Between the two agents comprising the patient’s treatment regimen, axitinib is more likely the culprit for the methemoglobinemia. Unlike pembrolizumab, axitinib has a short half-life of roughly 3–6 hours in vivo [14]. The patient’s markedly rapid clinical improvement upon holding axitinib supports our theory that it may have been the inciting factor in this patient’s methemoglobinemia. Additionally, axitinib can induce polycythemia and other RBC dysfunction in patients with ccRCC due to complex interactions between hypoxia inducible factor 1 alpha (HIF-1a), VEGF and EPO [15, 16]. In fact, some studies suggesting hemoglobin values could be used as biomarkers for axitinib treatment response [17]. The etiology of this patient’s methemoglobinemia is unclear at this time. However, there are a few plausible explanations for an increase in oxidizing agents that could have produced enough MetHb to become symptomatic. The partial regression noted in this patient’s metastatic lesions could have released large quantities of intracellular oxidizing components from the malignant cells as a result of a favorable response. The combination of cell lysis and T cell expansion may have led to a concomitant release of oxidizing agents that overwhelmed the RBC reducing enzymes. Additionally, while there is little evidence of axitinib or its metabolites acting as oxidizers, axitinib is metabolized by multiple cytochrome P450 enzymes which could form oxidizing agents in a similar mechanism to a dapsone-induced methemoglobinemia [14]. While the true cause of this adverse reaction is not currently known, it was likely a multifactorial event incited by an increase in oxidizing agents that overwhelmed the reducing capacity of this patient’s RBCs.

Combination immune therapy provides an exciting new treatment option for mRCC patients that combines the benefits of multiple potent therapies for an even greater treatment effect.
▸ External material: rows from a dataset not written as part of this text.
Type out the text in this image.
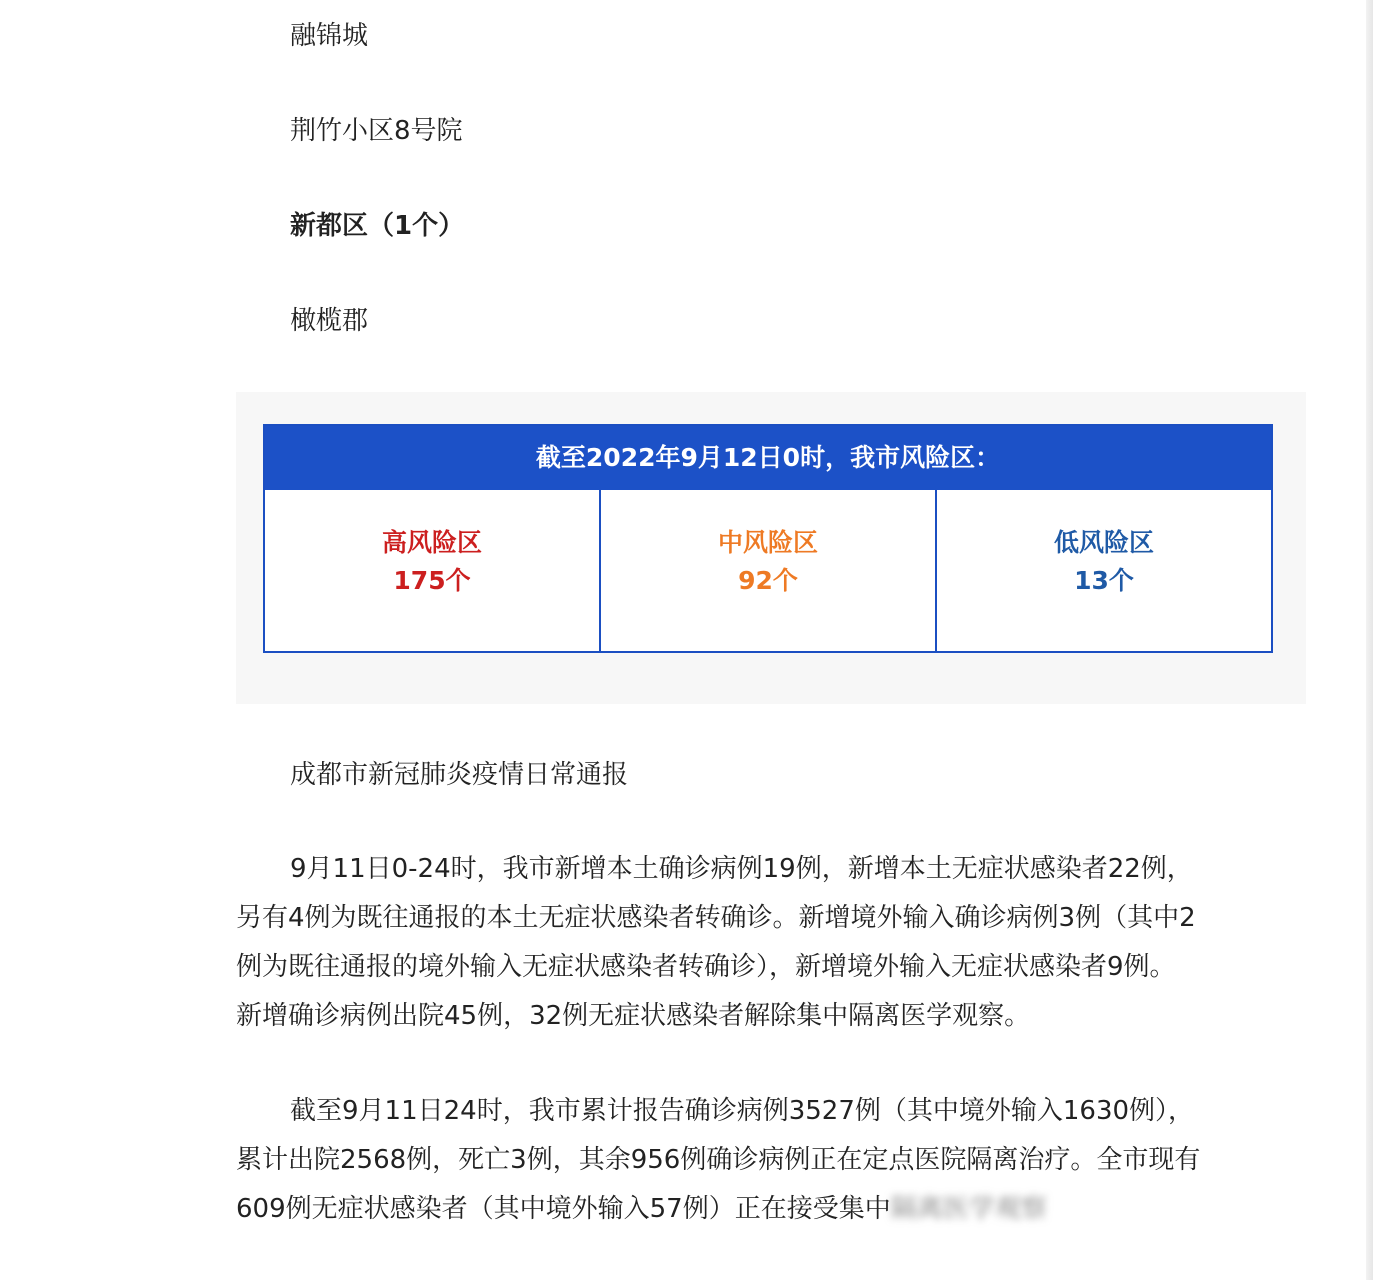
融锦城
荆竹小区8号院
新都区（1个）
橄榄郡
截至2022年9月12日0时，我市风险区：
高风险区
175个
中风险区
92个
低风险区
13个
成都市新冠肺炎疫情日常通报
9月11日0-24时，我市新增本土确诊病例19例，新增本土无症状感染者22例，
另有4例为既往通报的本土无症状感染者转确诊。新增境外输入确诊病例3例（其中2
例为既往通报的境外输入无症状感染者转确诊），新增境外输入无症状感染者9例。
新增确诊病例出院45例，32例无症状感染者解除集中隔离医学观察。
截至9月11日24时，我市累计报告确诊病例3527例（其中境外输入1630例），
累计出院2568例，死亡3例，其余956例确诊病例正在定点医院隔离治疗。全市现有
609例无症状感染者（其中境外输入57例）正在接受集中隔离医学观察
These agents can provide clinical oncologists with additional treatment options for aggressive malignancies like mRCC. However, it is crucial that medical oncologists appreciate the benefits and costs these treatment regimens impose on patients. Adverse events, such as the one presented in this case report, can be life-threatening and have significant impacts on the patient’s prognosis and quality of life. Current trials utilizing PD-1 and VEGF-TKI combination therapy have presented promising results and FDA approval for patients with advanced RCC [8]. This case presents one such example of a RCC patient who experienced a rare but important adverse hematologic event. The novelty of this presentation is both a strength and a weakness in this case study. The resulting methemoglobinemia for this patient could have equally been involved with another underlying disease process as it could be a true side effect of VEGF-TKI and ICI combination therapy. Current clinical trials should make ongoing efforts to note these uncommon side effects to better appreciate the side-effect profile of these novel agents. Cases, such as this one, can hopefully assist practicing oncologists to recognize the rare and potentially severe side effect of methemoglobinemia in mRCC patients treated with ICI and VEGF-TKI combination therapy.